Writing a Sympathy Card for a Suicide
Knowing what to write to someone who lost a loved one due to suicide is very difficult. On the one hand, you want to express your unconditional love and support to someone who is going through one of the worst experiences of their life. On the other, you do not want to touch too close to a subject (suicide) that is causing a lot of pain right now.
Striking that balance between tact and support can be hard, but it is not impossible. By writing from the heart and sticking to a few careful guidelines, you can write a suicide sympathy note that conveys everything you want to say.
- Mention the Deceased by Name: Do not be afraid to use the deceased’s name or to say things directly related to his/her life. (Example: “I’m so sorry to hear of Michael’s death. I never knew anyone with a smile as brilliant as his.”)

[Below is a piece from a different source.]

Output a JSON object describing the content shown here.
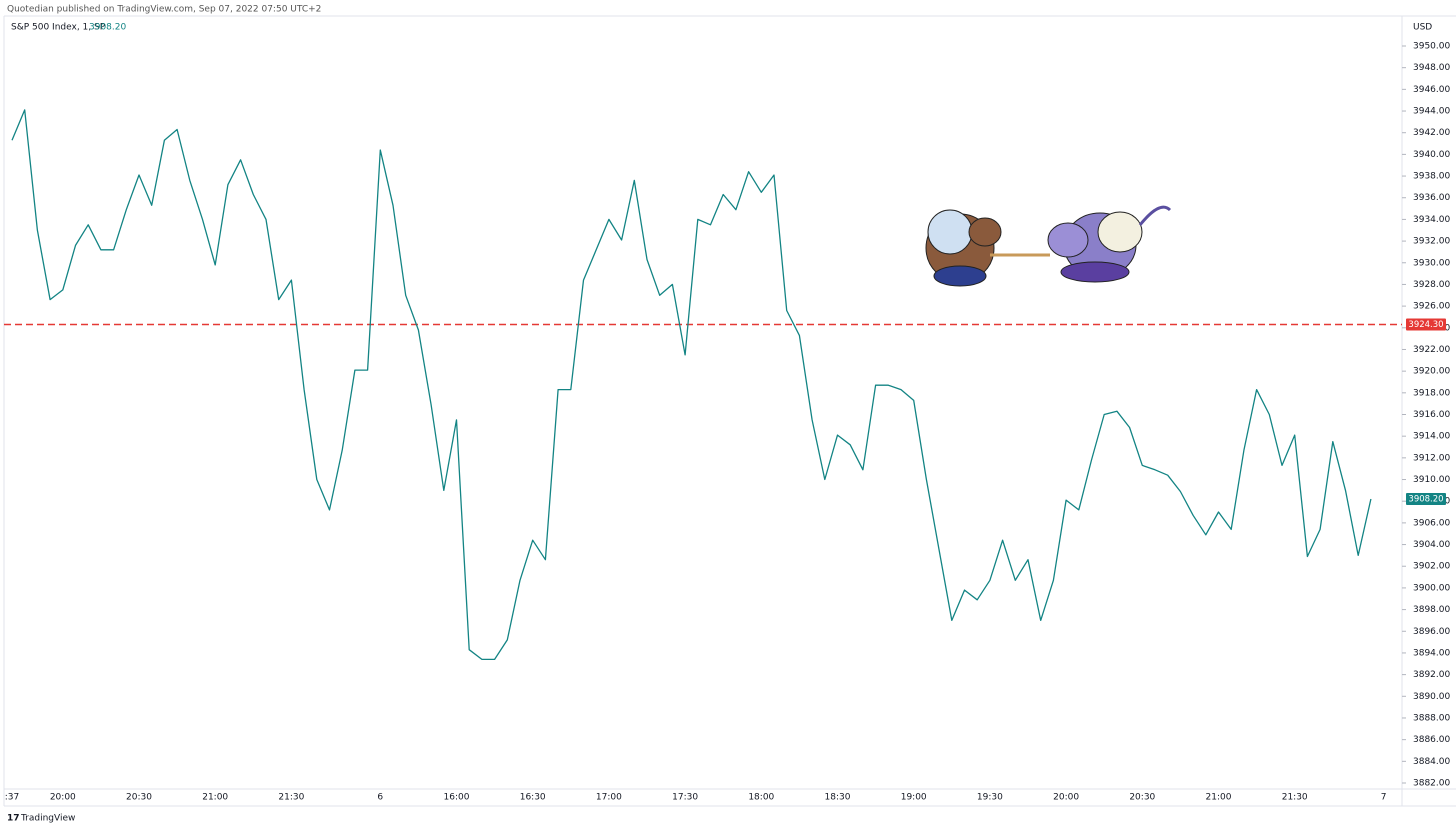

- Include a Happy Memory: Happy memories are going to be difficult to conjure up for a long time after a loss by suicide, so anything you can say to spark these positive moments is helpful. (Example: “I still remember that time Susan climbed the tree in my backyard in under ten seconds flat. She always had such an adventurous spirit.”)
- Do Not Mention the Death: Yes, death is the reason for sending a sympathy card, and no, you cannot ignore it, but you can still show tact about how the loss happened. Do not refer to the suicide directly or ask invasive questions. (Example: “We’re holding Paul in our minds and in our hearts. The pain of your loss is felt by us all.”)

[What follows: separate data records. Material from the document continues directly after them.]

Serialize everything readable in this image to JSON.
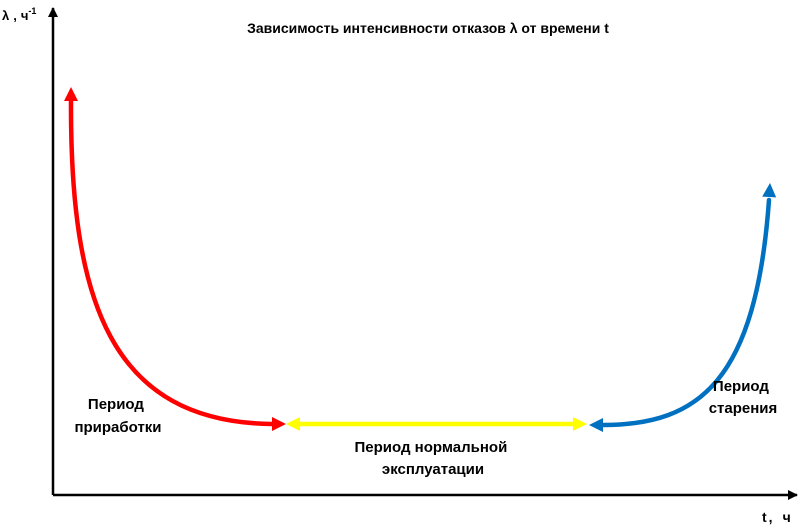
{
  "chart_data": {
    "type": "line",
    "title": "Зависимость интенсивности отказов λ от времени t",
    "ylabel": {
      "symbol": "λ",
      "separator": ",",
      "unit": "ч",
      "exponent": "-1"
    },
    "xlabel": {
      "symbol": "t",
      "separator": ",",
      "unit": "ч"
    },
    "grid": false,
    "legend": "none",
    "axis_color": "#000000",
    "phases": [
      {
        "label_lines": [
          "Период",
          "приработки"
        ],
        "color": "#ff0000",
        "shape": "decreasing"
      },
      {
        "label_lines": [
          "Период нормальной",
          "эксплуатации"
        ],
        "color": "#ffff00",
        "shape": "constant"
      },
      {
        "label_lines": [
          "Период",
          "старения"
        ],
        "color": "#0070c0",
        "shape": "increasing"
      }
    ]
  }
}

- Be Yourself: Many people do not know what to say or how to act when a suicide occurs. While this is a perfectly natural response, it is not going to be helpful for the immediate family. Be yourself and act as normal as you can. (Example: “You know I’m always here if you need to chat or want to get away for a few hours. Coffee is only a phone call away, let’s connect next week.”)
- Avoid Religious/Spiritual References: Religious teachings on suicide are, in many cases, very explicit. Even if you feel strongly about suicide or share the family’s views on suicide, do not bring them up. Chances are that the family is shifting their view as they struggle to reconcile their past beliefs with their new reality. (Example: “May you be granted the strength you need in the coming days. Harriet was a precious daughter and a beautiful human being, and we will miss her.”)
If you simply cannot think of anything to say, a pre-printed sympathy card that you sign will also work in this situation. It is better to say too little than to say something that will cause deeper pain.